Layer (type) Output Shape Param
input_1 (InputLayer) (None, 3, 96, 224) 0
Sorry, I put the misMatch experiment files. That’s one of the experiments. These training files and evaluation files are matches.
detectnet_v2_train_resnet18_kitti.txt (35.6 KB) evaluation_288_672.txt (47.7 KB)
Could you please refer to similar topic DetectNet v2 18 Layers for Character Recognition (35 Classes) ? That end user trained 35 classes with detectnet_v2.
I compute the class_weight and retrain my experiment, but the result still not good. I try to increase L1 weight_decay, but the map will become 0.
Is detectnet_v2 not good for unbalanced data or close bboxes in images?
for i in range(len(class_count_array)):
class_weight_array[i]= 1.0 / (class_count_array[i] / max_class_count)
I use yolov3 of TLT and get better result about map(92.0).
I use yolov3 detector(word detector) as secondary inference engine in deepstream. When the one special plate is close to image boundary, my word detector will crash.
0:06:05.745221257 5732 0x17aa8280 WARN nvinfer gstnvinfer.cpp:1240:convert_batch_and_push_to_input_thread:<secondary_gie_0> error: NvBufSurfTransform failed with error -2 while converting buffer
ERROR from secondary_gie_0: NvBufSurfTransform failed with error -2 while converting buffer
Debug info: /dvs/git/dirty/git-master_linux/deepstream/sdk/src/gst-plugins/gst-nvinfer/gstnvinfer.cpp(1240): convert_batch_and_push_to_input_thread (): /GstPipeline:pipeline/GstBin:secondary_gie_bin/GstNvInfer:secondary_gie_0
How about the average width/height of the bboxes in your training labels?
You can compare more details with previous link I shared. That end user can get a high mAP on 35 classes.
For yolo_v3, yes, it trains well for lots of classes.
For your new error “When the one special plate is close to image boundary, my word detector will crash.”, is it a corner case or 100% reproduced?
I can reproduce it, but not every corner plate will crash. After I increase input-object-min-width from 32 to 50, it works well. I don’t understand why error occur, because the RoI image should be resized as word detector’s input shape. It should not have any error.
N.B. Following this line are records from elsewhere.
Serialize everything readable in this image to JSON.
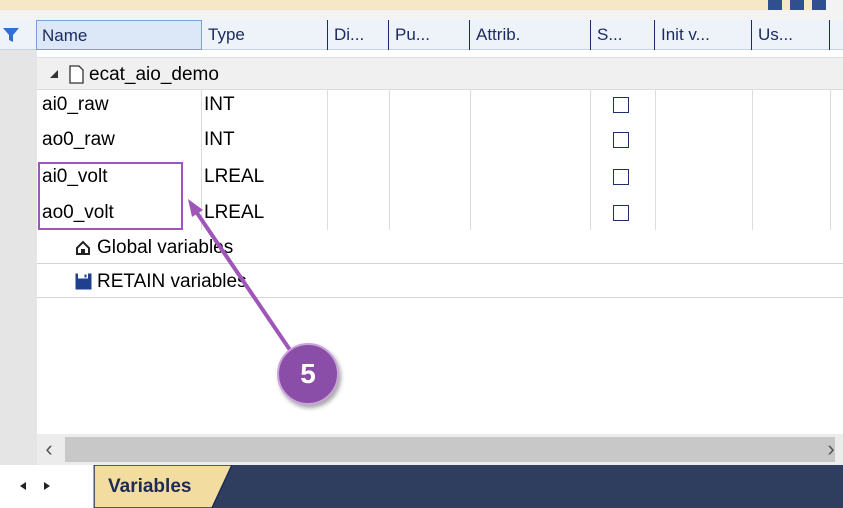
{
  "columns": [
    "Name",
    "Type",
    "Di...",
    "Pu...",
    "Attrib.",
    "S...",
    "Init v...",
    "Us..."
  ],
  "group": {
    "name": "ecat_aio_demo"
  },
  "rows": [
    {
      "name": "ai0_raw",
      "type": "INT"
    },
    {
      "name": "ao0_raw",
      "type": "INT"
    },
    {
      "name": "ai0_volt",
      "type": "LREAL"
    },
    {
      "name": "ao0_volt",
      "type": "LREAL"
    }
  ],
  "subfolders": [
    {
      "label": "Global variables",
      "icon": "home-icon"
    },
    {
      "label": "RETAIN variables",
      "icon": "save-icon"
    }
  ],
  "tabs": [
    {
      "label": "Variables"
    }
  ],
  "annotation": {
    "badge": "5",
    "color": "#8a4ea8"
  },
  "colors": {
    "header_text": "#1a2a5e",
    "tab_bar": "#2f3d5f",
    "annotation": "#a055b8"
  }
}
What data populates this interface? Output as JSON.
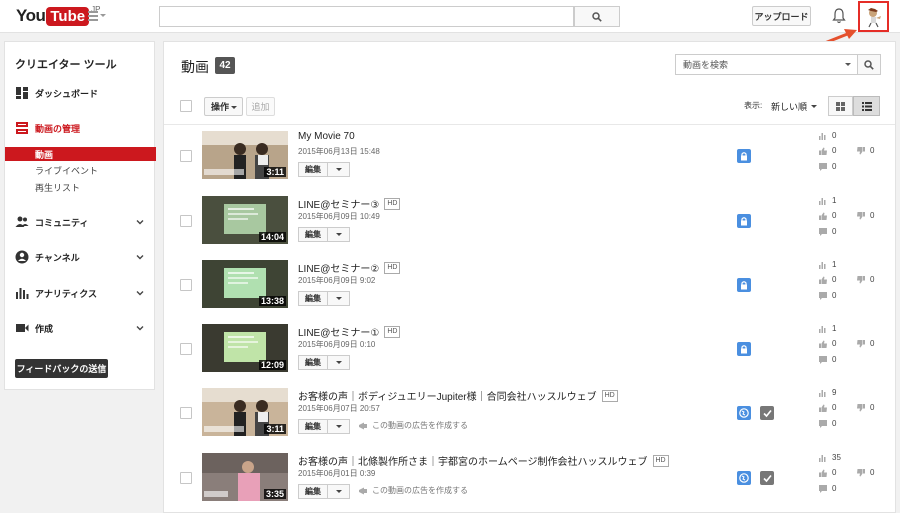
{
  "topbar": {
    "logo_you": "You",
    "logo_tube": "Tube",
    "logo_region": "JP",
    "search_placeholder": "",
    "upload_label": "アップロード"
  },
  "sidebar": {
    "title": "クリエイター ツール",
    "items": [
      {
        "label": "ダッシュボード",
        "icon": "dashboard-icon"
      },
      {
        "label": "動画の管理",
        "icon": "video-manager-icon",
        "active": true
      },
      {
        "label": "コミュニティ",
        "icon": "community-icon"
      },
      {
        "label": "チャンネル",
        "icon": "channel-icon"
      },
      {
        "label": "アナリティクス",
        "icon": "analytics-icon"
      },
      {
        "label": "作成",
        "icon": "create-icon"
      }
    ],
    "subitems": [
      "動画",
      "ライブイベント",
      "再生リスト"
    ],
    "feedback_label": "フィードバックの送信"
  },
  "main": {
    "title": "動画",
    "count": "42",
    "search_placeholder": "動画を検索",
    "action_label": "操作",
    "add_label": "追加",
    "view_label": "表示:",
    "sort_label": "新しい順",
    "edit_label": "編集",
    "ad_label": "この動画の広告を作成する"
  },
  "videos": [
    {
      "title": "My Movie 70",
      "hd": false,
      "date": "2015年06月13日 15:48",
      "duration": "3:11",
      "public": false,
      "ad": false,
      "views": "0",
      "likes": "0",
      "dislikes": "0",
      "comments": "0"
    },
    {
      "title": "LINE@セミナー③",
      "hd": true,
      "date": "2015年06月09日 10:49",
      "duration": "14:04",
      "public": false,
      "ad": false,
      "views": "1",
      "likes": "0",
      "dislikes": "0",
      "comments": "0"
    },
    {
      "title": "LINE@セミナー②",
      "hd": true,
      "date": "2015年06月09日 9:02",
      "duration": "13:38",
      "public": false,
      "ad": false,
      "views": "1",
      "likes": "0",
      "dislikes": "0",
      "comments": "0"
    },
    {
      "title": "LINE@セミナー①",
      "hd": true,
      "date": "2015年06月09日 0:10",
      "duration": "12:09",
      "public": false,
      "ad": false,
      "views": "1",
      "likes": "0",
      "dislikes": "0",
      "comments": "0"
    },
    {
      "title": "お客様の声｜ボディジュエリーJupiter様｜合同会社ハッスルウェブ",
      "hd": true,
      "date": "2015年06月07日 20:57",
      "duration": "3:11",
      "public": true,
      "ad": true,
      "views": "9",
      "likes": "0",
      "dislikes": "0",
      "comments": "0"
    },
    {
      "title": "お客様の声｜北條製作所さま｜宇都宮のホームページ制作会社ハッスルウェブ",
      "hd": true,
      "date": "2015年06月01日 0:39",
      "duration": "3:35",
      "public": true,
      "ad": true,
      "views": "35",
      "likes": "0",
      "dislikes": "0",
      "comments": "0"
    }
  ],
  "hd_label": "HD"
}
For your previously mentioned error, please run a comparable experiment with the tool tlt-infer. Let tlt-infer run inference against one special plate which is close to image boundary. To check if tlt-infer can run well. If tlt-infer runs well, then the error occurs at deepstream inference. Please check your ds config file or search some help from ds forum.